Résumé
Cette nouvelle réflexion propose une relecture critique de la catégorie « Floups-Portugais », introduite par Emmanuel Bertrand-Bocandé en 1849 pour désigner certains groupes ajamaats (les diolas floups) établis dans la zone de Ziguinchor et connus aujourd’hui comme étant les Bandials et les Jigouches (Djilapaor, Affiniam, Bouteum, Mangagoulakh….). En croisant les sources anciennes — notamment le Tratado breve dos Rios de Guiné do Cabo Verde d’Álvares d’Almada (1594) — avec les descriptions coloniales du XIXᵉ siècle et les mémoires orales ajamaats, il apparaît que cette catégorie (« Floups-Portugais ») ne correspond à aucune réalité ethnographique ou historique stable. Elle résulte d’un contresens colonial fondé sur une lecture occidentale des structures politiques locales, une méconnaissance voire une occultation volontaire du colonisateur des dynamiques atlantiques du XVIᵉ siècle, et une confusion entre identité linguistique (kuyataay/floup/diola) et fonction socio-économique (intermédiation).
La thèse centrale de l’article est reformulée ici en termes de statut face au système atlantique plutôt qu’en termes ethniques : les Bainunks constituent les véritables Gurmetes — c’est-à-dire, au sens que revêt ce terme portugais dans l’historiographie atlantique, des intermédiaires africains assimilés au monde des traitants européens, insérés volontairement dans les circuits de la traite négrière — tandis que les Jigouches et Banjars (Bandials ou plus exactement les Ajamaats du Moff-Ávvi), autochtones floupes identifiables par leurs toponymes endonymiques Entinha et Eboeboe, appartiennent à la frange de sociétés qui ont durablement différé, retardé ou refusé le contact direct avec les Occidentaux, avant d’être absorbées tardivement, au XIXᵉ siècle, dans une fonction d’intermédiation qu’elles n’avaient pas historiquement occupée.

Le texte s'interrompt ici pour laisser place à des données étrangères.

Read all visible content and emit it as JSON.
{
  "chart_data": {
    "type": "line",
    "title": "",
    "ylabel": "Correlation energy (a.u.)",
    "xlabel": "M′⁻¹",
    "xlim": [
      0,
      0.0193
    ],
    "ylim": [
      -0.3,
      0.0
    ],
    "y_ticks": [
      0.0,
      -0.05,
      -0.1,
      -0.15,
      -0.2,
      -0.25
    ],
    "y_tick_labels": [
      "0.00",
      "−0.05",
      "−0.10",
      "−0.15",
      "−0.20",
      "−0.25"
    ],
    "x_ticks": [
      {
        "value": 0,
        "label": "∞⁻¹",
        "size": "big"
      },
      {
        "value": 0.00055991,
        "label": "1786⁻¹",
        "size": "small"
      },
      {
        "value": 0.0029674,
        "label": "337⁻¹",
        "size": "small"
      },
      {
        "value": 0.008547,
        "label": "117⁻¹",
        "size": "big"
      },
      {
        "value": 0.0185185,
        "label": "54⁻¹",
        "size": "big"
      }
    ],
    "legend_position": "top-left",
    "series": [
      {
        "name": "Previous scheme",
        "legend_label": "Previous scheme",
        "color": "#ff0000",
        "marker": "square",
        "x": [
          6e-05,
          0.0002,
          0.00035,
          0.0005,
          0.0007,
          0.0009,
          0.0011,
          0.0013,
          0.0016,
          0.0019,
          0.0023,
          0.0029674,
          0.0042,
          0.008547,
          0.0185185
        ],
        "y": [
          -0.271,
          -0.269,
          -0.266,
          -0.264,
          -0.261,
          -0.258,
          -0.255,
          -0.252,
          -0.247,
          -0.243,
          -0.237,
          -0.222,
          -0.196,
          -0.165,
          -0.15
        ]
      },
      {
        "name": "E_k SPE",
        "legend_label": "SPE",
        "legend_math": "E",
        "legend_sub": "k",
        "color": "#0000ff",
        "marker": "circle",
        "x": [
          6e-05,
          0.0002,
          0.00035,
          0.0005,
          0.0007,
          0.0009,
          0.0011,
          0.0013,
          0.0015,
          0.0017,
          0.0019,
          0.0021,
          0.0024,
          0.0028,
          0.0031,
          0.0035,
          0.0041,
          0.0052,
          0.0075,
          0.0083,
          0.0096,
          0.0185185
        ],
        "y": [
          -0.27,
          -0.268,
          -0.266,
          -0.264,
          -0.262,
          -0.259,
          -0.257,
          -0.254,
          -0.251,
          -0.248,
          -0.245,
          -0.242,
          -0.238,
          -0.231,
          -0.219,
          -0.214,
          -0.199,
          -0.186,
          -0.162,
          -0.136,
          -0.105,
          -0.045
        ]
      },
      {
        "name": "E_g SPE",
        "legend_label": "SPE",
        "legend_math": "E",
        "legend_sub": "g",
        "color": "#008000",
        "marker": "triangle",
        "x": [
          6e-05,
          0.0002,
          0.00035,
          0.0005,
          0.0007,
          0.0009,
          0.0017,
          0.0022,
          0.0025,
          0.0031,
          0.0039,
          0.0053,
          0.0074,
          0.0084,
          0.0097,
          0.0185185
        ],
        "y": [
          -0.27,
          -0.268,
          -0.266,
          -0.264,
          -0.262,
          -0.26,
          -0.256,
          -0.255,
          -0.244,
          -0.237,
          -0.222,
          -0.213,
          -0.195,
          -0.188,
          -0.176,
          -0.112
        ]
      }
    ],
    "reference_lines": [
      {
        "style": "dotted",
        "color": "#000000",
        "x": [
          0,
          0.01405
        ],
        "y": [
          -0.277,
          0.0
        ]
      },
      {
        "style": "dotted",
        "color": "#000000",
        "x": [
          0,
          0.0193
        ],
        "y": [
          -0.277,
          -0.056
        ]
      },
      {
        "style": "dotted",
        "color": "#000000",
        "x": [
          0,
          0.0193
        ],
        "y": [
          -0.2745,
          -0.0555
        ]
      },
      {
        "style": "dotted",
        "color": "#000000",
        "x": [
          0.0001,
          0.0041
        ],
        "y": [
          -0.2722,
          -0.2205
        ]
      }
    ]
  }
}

Ce déplacement de statut — non de peuple, mais de fonction — s’inscrit dans l’espace que nous avons proposé ailleurs de nommer « Sierragambie », espace littoral autonome et insoumis, structuré par ses propres logiques politiques plutôt que par les grands ensembles continentaux (Grand Djolof, Grande Sénégambie) sous lesquels l’historiographie l’a longtemps subsumé ; le Pays Ajamaat, cœur de cette dissidence Ajamaat, en constitue l’un des foyers les plus documentés.
Sources primaires et références
Almada, André Álvares d’. Tratado breve dos Rios de Guiné do Cabo Verde. 1594. Édition critique : A. Brásio (éd.), Monumenta Missionaria Africana, Lisbonne, 1953. — Source fondamentale sur les réseaux d’intermédiation, les « Jabundos », les « Iziguichos » et les « Banhuns ».
Bocandé, Emmanuel Bertrand-. « Notes sur la Guinée portugaise ou Sénégambie méridionale », Bulletin de la Société de Géographie, 3ᵉ série, tome XI, mai-juin 1849, p. 266-333. — Description coloniale de la Casamance, des Floups, des Jigouches, des Banjars et des réseaux fluviaux.